The tradition of setting resolutions dates back to over 4,000 years ago with the Babylonians. On New Year’s Day, they would crown a new king, promise to return any borrowed objects, and pay off any debts that they owed. If they did not do so, they would “fall out of the gods’ favor.” Clearly, much has changed, and most people don’t believe they will be punished by great deities if they vow to eat healthily and then end up eating an ice cream cone. Yet, we still carry on the concept into our lives today. New Year’s resolutions are no longer promises but rather fun and motivational traditions. Why do we still continue to participate in traditions so different from what they were intended for?
Let’s be honest—do new years resolutions even work? Most, if not all, people I know have not been successful at maintaining the goals they set as their New Year’s resolution. It seems to me that everyone I know who has made a big change in their life was able to do so because they simply put their mind to it. So why wait until the upcoming year to change something? Let’s say a long-term relationship was becoming unhealthy in the middle of October. What if the two said to each other, “Let’s just hold out until January first to relieve ourselves from this toxic relationship.” It simply makes no sense.
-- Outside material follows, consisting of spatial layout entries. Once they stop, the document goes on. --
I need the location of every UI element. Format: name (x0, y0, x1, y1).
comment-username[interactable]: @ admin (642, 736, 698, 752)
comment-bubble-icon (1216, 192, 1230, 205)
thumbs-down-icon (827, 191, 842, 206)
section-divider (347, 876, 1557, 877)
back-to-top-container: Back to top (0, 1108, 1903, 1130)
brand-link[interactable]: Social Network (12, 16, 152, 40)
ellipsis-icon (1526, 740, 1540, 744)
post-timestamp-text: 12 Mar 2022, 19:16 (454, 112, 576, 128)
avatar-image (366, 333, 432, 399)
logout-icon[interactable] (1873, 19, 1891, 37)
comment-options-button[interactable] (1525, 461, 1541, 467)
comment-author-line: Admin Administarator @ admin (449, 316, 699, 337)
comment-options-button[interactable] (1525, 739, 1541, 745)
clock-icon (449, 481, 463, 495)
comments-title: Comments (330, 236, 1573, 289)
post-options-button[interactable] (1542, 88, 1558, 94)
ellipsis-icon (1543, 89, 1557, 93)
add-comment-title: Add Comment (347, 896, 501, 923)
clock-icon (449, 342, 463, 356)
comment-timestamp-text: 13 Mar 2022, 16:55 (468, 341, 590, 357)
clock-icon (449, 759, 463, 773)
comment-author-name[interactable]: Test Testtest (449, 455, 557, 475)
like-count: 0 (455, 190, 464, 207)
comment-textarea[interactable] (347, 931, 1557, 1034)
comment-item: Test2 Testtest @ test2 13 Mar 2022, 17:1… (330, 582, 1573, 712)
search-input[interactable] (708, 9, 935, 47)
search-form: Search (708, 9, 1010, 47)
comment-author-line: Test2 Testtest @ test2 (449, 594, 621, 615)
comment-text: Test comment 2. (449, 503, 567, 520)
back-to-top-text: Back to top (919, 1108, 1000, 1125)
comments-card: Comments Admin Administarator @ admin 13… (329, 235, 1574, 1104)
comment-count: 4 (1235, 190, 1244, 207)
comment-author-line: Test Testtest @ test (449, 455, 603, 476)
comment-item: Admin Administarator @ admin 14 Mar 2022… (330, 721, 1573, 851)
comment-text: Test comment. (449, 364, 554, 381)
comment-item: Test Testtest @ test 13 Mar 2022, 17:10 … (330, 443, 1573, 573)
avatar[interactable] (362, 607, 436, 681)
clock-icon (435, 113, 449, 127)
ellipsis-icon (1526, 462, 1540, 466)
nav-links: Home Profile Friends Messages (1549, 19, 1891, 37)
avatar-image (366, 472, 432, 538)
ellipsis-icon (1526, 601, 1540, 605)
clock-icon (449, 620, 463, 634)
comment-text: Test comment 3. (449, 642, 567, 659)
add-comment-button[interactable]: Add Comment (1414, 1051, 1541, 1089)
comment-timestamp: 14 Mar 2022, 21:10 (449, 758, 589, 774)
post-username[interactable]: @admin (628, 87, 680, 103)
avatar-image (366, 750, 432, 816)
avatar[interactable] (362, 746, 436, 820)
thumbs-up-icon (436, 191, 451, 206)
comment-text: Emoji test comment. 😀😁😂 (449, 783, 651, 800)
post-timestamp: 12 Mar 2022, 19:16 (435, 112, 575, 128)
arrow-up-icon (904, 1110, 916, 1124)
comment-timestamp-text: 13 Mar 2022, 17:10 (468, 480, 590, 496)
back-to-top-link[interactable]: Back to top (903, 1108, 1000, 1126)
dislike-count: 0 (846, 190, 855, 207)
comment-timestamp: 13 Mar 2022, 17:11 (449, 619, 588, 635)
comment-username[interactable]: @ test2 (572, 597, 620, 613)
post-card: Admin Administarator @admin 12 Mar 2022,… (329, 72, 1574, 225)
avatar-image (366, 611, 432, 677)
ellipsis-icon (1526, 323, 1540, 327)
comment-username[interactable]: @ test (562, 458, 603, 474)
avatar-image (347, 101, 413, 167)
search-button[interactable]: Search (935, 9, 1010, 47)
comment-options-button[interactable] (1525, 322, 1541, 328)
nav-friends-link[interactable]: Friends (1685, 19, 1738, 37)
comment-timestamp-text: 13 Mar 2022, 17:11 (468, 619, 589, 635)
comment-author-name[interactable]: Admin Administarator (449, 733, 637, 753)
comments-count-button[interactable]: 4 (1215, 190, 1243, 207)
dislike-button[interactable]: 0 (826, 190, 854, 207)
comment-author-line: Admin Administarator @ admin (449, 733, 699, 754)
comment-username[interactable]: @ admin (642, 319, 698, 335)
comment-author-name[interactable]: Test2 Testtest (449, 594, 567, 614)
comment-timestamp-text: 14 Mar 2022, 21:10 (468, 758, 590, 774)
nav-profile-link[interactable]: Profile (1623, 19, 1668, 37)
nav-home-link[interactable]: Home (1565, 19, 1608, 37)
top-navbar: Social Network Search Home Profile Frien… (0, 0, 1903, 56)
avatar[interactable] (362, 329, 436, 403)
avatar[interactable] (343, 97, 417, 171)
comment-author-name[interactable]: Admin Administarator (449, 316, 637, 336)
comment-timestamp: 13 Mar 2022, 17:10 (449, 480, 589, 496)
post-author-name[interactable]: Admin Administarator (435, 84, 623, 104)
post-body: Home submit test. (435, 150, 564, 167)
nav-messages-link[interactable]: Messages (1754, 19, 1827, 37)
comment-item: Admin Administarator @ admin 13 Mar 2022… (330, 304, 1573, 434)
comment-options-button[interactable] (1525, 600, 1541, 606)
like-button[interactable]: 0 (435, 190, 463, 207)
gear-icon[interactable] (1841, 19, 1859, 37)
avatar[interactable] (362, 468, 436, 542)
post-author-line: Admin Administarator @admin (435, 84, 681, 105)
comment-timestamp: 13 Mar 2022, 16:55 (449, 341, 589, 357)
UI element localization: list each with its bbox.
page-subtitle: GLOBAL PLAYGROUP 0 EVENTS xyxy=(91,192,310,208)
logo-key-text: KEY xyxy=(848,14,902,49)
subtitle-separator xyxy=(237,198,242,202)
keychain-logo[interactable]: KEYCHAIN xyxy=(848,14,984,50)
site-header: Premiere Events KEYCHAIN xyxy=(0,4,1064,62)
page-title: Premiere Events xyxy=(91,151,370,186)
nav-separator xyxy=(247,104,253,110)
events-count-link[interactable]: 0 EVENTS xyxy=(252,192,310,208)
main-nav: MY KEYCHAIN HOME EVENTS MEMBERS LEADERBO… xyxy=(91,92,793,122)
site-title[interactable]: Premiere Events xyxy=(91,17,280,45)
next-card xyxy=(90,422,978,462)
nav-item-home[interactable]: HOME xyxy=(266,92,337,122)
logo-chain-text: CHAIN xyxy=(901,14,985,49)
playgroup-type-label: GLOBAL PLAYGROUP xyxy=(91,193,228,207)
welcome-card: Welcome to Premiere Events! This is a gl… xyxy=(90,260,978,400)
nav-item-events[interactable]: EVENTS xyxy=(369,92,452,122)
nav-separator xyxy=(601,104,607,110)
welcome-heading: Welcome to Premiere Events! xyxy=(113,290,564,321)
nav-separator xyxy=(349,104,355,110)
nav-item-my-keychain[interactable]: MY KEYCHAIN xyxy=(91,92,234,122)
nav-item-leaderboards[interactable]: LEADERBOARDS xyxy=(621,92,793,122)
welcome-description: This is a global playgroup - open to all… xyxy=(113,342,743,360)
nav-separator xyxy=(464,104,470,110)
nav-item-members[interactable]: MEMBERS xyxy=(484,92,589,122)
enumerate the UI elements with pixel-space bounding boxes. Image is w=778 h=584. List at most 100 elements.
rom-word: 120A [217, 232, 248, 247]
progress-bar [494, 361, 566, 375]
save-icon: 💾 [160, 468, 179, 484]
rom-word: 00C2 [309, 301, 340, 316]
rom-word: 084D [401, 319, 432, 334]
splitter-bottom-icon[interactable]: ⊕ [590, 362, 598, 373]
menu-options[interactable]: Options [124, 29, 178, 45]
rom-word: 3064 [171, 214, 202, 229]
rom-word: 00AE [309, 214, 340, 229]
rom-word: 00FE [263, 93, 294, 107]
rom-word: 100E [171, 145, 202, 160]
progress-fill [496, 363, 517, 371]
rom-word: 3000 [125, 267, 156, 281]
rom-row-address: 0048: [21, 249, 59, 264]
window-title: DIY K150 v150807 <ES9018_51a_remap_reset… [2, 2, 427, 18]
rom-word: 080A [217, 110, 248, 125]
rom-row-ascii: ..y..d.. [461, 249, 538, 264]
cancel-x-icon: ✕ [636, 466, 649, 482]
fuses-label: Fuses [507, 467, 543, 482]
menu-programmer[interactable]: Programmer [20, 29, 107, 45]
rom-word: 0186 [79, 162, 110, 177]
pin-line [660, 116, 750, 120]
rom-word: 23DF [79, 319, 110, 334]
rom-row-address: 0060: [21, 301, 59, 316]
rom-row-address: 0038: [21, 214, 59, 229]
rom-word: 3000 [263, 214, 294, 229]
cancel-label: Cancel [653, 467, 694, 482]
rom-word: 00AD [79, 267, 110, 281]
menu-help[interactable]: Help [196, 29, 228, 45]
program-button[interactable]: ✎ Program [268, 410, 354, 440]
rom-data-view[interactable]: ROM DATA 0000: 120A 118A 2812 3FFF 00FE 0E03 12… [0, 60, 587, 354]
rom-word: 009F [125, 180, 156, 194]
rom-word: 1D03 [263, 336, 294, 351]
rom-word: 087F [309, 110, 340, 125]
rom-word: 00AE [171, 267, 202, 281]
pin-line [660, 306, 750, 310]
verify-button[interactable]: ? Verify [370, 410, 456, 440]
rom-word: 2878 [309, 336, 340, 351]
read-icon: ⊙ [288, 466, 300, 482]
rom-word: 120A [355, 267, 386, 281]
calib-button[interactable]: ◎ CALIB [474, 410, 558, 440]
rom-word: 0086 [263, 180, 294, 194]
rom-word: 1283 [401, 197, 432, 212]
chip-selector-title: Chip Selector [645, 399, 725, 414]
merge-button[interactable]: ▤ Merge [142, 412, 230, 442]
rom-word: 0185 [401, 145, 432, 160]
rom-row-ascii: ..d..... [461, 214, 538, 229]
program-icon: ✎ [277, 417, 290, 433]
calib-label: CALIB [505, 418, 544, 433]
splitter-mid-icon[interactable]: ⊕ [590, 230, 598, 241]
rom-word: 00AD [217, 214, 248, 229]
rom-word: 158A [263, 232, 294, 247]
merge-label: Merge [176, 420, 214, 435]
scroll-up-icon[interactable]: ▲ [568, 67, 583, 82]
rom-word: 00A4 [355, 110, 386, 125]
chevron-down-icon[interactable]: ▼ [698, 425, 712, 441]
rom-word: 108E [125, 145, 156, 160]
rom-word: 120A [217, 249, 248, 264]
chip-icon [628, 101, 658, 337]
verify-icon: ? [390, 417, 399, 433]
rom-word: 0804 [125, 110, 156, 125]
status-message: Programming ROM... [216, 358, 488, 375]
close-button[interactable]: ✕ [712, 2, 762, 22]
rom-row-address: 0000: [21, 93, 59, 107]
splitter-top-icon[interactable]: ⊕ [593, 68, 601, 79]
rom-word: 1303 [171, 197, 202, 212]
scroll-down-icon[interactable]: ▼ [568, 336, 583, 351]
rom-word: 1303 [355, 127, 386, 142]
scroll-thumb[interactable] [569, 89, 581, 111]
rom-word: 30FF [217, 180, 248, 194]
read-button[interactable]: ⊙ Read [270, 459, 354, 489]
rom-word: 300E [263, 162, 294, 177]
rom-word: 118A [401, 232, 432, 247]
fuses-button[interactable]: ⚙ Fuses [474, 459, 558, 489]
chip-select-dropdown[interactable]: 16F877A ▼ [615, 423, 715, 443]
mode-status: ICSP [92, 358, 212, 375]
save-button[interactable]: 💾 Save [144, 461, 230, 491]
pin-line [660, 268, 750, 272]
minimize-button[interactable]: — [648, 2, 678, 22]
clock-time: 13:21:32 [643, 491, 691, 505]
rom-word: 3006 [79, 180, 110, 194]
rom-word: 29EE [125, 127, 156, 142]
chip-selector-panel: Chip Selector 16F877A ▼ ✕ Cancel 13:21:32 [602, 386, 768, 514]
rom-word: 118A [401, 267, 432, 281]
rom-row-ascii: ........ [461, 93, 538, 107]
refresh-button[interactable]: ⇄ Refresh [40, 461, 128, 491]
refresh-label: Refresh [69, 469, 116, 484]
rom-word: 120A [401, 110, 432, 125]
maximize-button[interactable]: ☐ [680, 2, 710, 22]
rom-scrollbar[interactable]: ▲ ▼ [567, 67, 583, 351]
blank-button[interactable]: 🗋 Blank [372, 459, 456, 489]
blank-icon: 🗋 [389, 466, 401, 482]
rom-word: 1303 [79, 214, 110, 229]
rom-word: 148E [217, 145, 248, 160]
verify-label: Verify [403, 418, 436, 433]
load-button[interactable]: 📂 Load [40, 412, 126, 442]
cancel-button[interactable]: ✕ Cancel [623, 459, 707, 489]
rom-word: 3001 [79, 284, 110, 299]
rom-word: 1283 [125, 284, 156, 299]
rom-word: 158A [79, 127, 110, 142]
This idea carries over to setting goals at the start of a new year. New Year’s resolutions almost become an excuse for people who are too nervous or lazy to make changes at that moment. If you want to change something in your life, I think you should change it at that moment.
However, the concept of New Year’s resolutions is great, and it does give people time to plan for a new change in their life that they are trying to implement. It is also motivational for some to see the year ticking by and find a time when they should do what needs to be done.
So should people still bother with making new year’s resolutions? I think so because they don’t cause any harm and probably do work for a few people. I also encourage to not wait for the new year to change and rather in present. Wait for January to arrive before thinking about what your resolution will be, and decide at that moment.